Congo-Kinshasa: Urgent Funding Boost and 'Reality Check' Needed to Sustain HIV and TB Progress

A child receiving tuberculosis medicine in South Sudan under a programme supported by the Global Fund to Fight AIDS, Tuberculosis and Malaria and UNDP.
press release

New York/Geneva/Brussels — In advance of Global Fund replenishment conference, MSF releases report showing that many countries are not financially ready to cover HIV/TB response alone as global funding and political interest wanes

A decline in international funding could reverse lifesaving gains and cause an "epidemic rebound" of HIV and tuberculosis (TB) in some countries, said Doctors Without Borders/Médecins Sans Frontières (MSF) Monday in a report released ahead of The Global Fund to Fight AIDS, Tuberculosis, and Malaria's replenishment conference. The international medical humanitarian organization warned donors that neglecting the program now and shifting financial burden to affected countries after a decade of strong commitments to fight these diseases would hurt people all over the world.

"Some of the countries reviewed in this report--such as the Democratic Republic of Congo, Guinea, and Mozambique--are struggling with conflict or political and economic problems," said Dr. Mit Philips, MSF's health policy and advocacy advisor and one of the contributing authors of the report. "Yet, they are under pressure to swiftly mobilize additional resources for HIV and TB within restricted budgets and with insufficient donor funding. This needs a serious reality check."

Despite the fact that TB and HIV kill approximately two million people each year, donor and domestic funding for HIV programs declined in 2018 for the first time in more than a decade (falling by $1 billion in low- and middle-income countries) and the funding gap for TB programs widened further (reaching $3.5 billion), according to United Nations figures. The United States is the Global Fund's largest donor.

Based on studies in nine countries where MSF runs HIV and TB programs--Central African Republic, Democratic Republic of Congo, Eswatini, Guinea, Kenya, Malawi, Mozambique, Myanmar, and Zimbabwe--the report, Burden Sharing or Burden Shifting?, documents how international funding shortfalls and insufficient domestic resources available are already causing wide-ranging gaps in HIV and TB diagnosis, prevention, and care.

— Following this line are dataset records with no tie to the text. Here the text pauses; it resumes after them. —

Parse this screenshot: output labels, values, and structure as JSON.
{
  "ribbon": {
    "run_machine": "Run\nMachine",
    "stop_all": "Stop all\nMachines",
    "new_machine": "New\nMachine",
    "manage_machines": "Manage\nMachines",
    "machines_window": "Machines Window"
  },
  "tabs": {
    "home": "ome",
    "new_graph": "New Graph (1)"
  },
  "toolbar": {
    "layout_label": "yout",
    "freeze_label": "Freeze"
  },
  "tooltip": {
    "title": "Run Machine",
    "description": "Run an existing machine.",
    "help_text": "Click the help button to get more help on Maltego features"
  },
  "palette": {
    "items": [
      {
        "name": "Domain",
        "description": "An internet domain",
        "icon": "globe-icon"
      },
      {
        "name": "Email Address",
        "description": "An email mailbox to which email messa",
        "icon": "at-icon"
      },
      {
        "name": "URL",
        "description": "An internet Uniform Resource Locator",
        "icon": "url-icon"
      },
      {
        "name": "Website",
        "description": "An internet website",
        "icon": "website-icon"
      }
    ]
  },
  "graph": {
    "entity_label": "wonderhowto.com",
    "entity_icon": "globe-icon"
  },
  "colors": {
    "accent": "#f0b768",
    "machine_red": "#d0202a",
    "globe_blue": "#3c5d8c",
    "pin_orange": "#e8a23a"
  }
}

"Every day, MSF teams in these countries witness how patients are suffering and dying from these treatable diseases," said Dr. Maria Guevara, MSF's senior operational positioning and advocacy advisor and another of the report's contributing authors. "The number of people on lifetime HIV treatment keeps on expanding, but the money available to support them keeps on shrinking. With not enough drugs or support services available, many people are not starting treatment on time or are forced to abandon treatment altogether. Others must dig deep into their pockets to pay for drugs so as not to interrupt their treatment. All of this contributes to increased transmission, higher mortality, increased treatment failures, and an even higher prevalence of drug resistance--further increasing the cost of care for HIV and TB."

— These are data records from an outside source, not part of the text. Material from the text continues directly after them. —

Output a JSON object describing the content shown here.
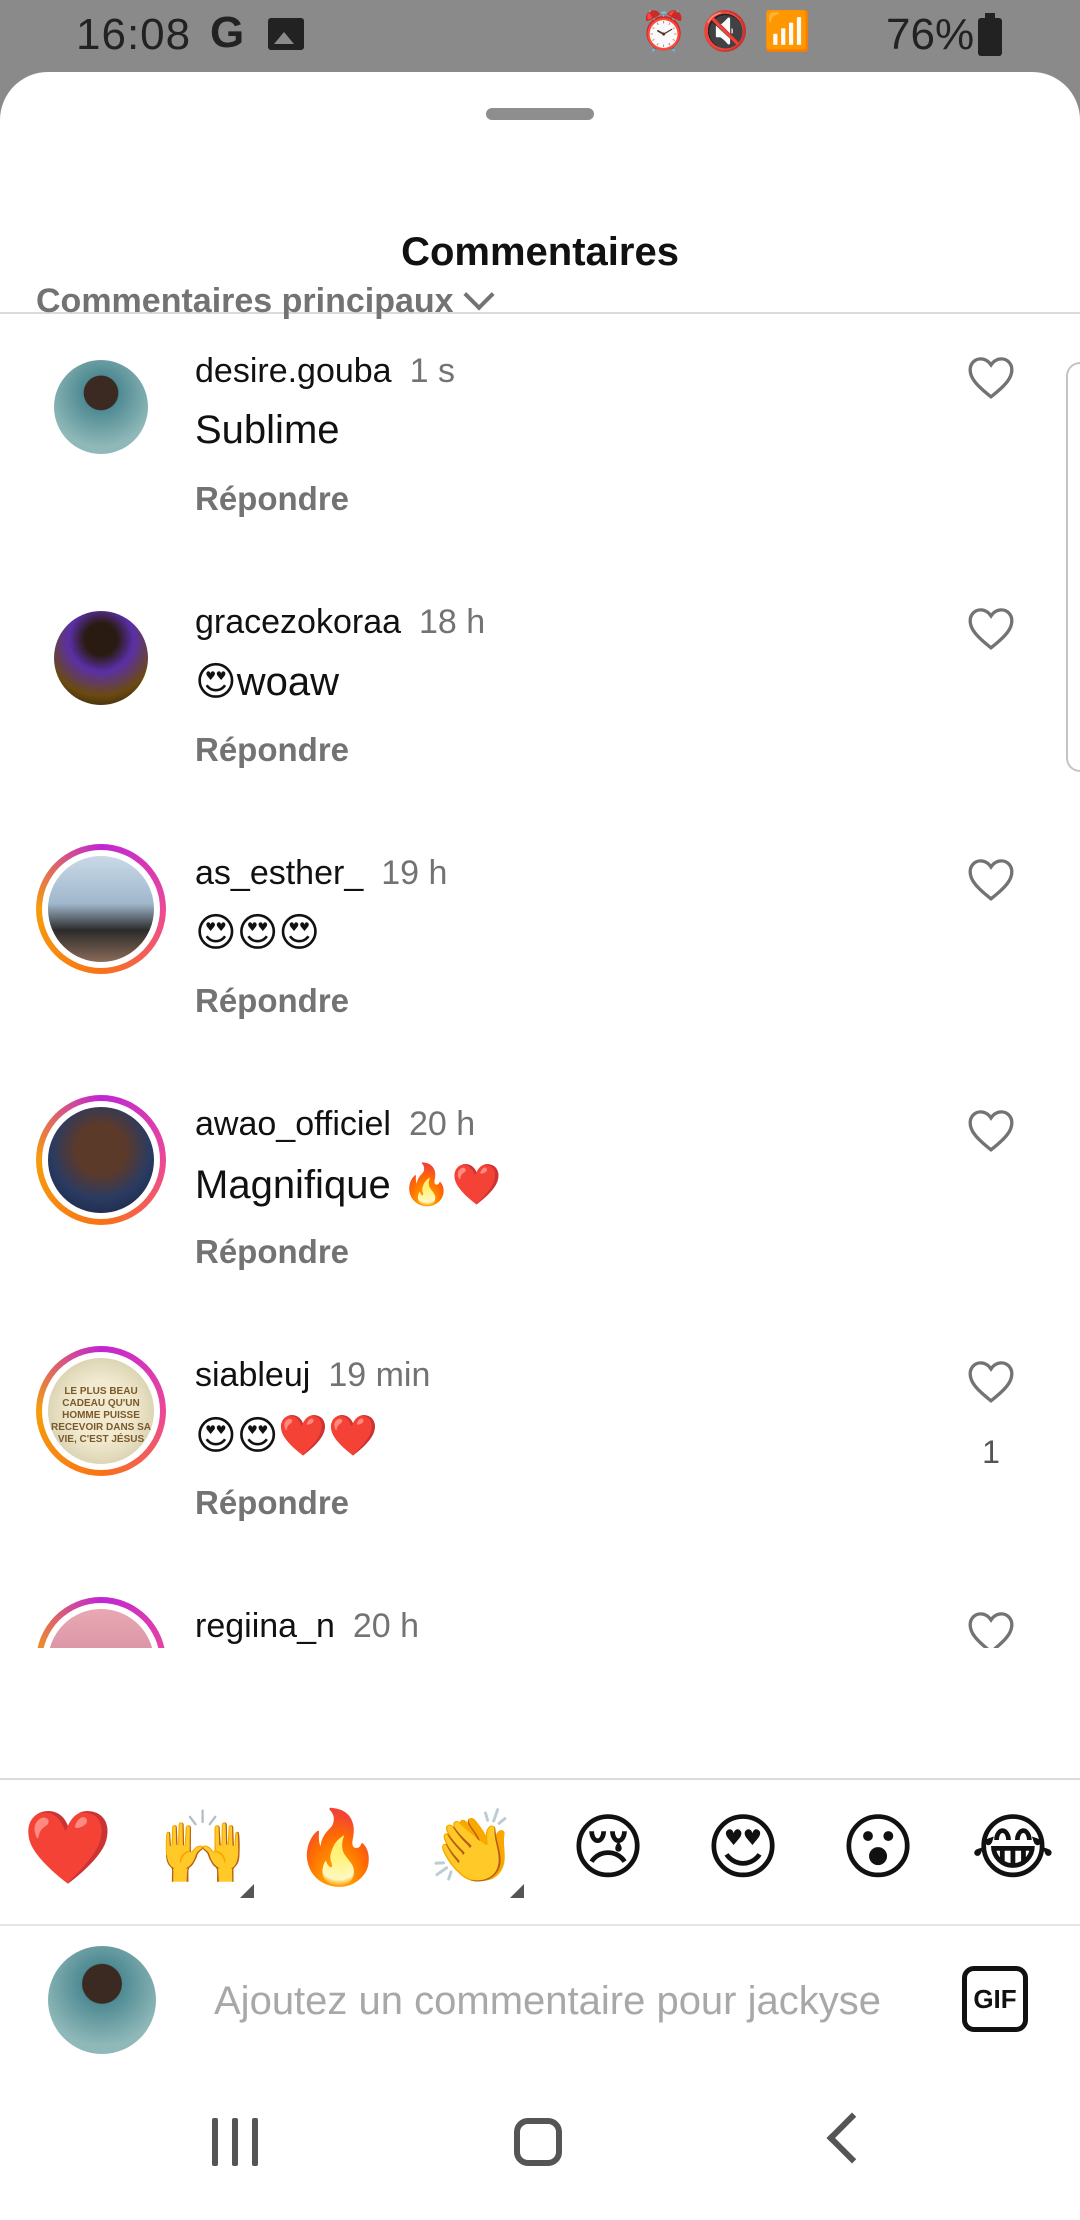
{
  "status_bar": {
    "time": "16:08",
    "g_label": "G",
    "icons_text": "⏰ 🔇 📶",
    "battery": "76%"
  },
  "sheet": {
    "title": "Commentaires",
    "sort_label": "Commentaires principaux"
  },
  "comments": [
    {
      "username": "desire.gouba",
      "time": "1 s",
      "text": "Sublime",
      "reply": "Répondre",
      "likes": ""
    },
    {
      "username": "gracezokoraa",
      "time": "18 h",
      "text": "😍woaw",
      "reply": "Répondre",
      "likes": ""
    },
    {
      "username": "as_esther_",
      "time": "19 h",
      "text": "😍😍😍",
      "reply": "Répondre",
      "likes": ""
    },
    {
      "username": "awao_officiel",
      "time": "20 h",
      "text": "Magnifique 🔥❤️",
      "reply": "Répondre",
      "likes": ""
    },
    {
      "username": "siableuj",
      "time": "19 min",
      "text": "😍😍❤️❤️",
      "reply": "Répondre",
      "likes": "1"
    },
    {
      "username": "regiina_n",
      "time": "20 h",
      "text": "",
      "reply": "",
      "likes": ""
    }
  ],
  "avatar_texts": {
    "siableuj": "LE PLUS BEAU CADEAU QU'UN HOMME PUISSE RECEVOIR DANS SA VIE, C'EST JÉSUS"
  },
  "emoji_bar": [
    "❤️",
    "🙌",
    "🔥",
    "👏",
    "😢",
    "😍",
    "😮",
    "😂"
  ],
  "input": {
    "placeholder": "Ajoutez un commentaire pour jackyse",
    "gif_label": "GIF"
  }
}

According to MSF's report, the impact of current HIV and TB funding gaps are underestimated and likely to increase as vulnerable countries struggle to compensate for the decline in external financial support. Even where the political will exists to contribute more, many countries are not ready to take on this responsibility in the short term.

Considering the existing economic and fiscal challenges, the authors of the report call for a comprehensive assessment of countries' real ability to increase domestic health resources in the short term, given the impact of funding cuts on the lives of people living with HIV and TB and the ability of health workers to care for them.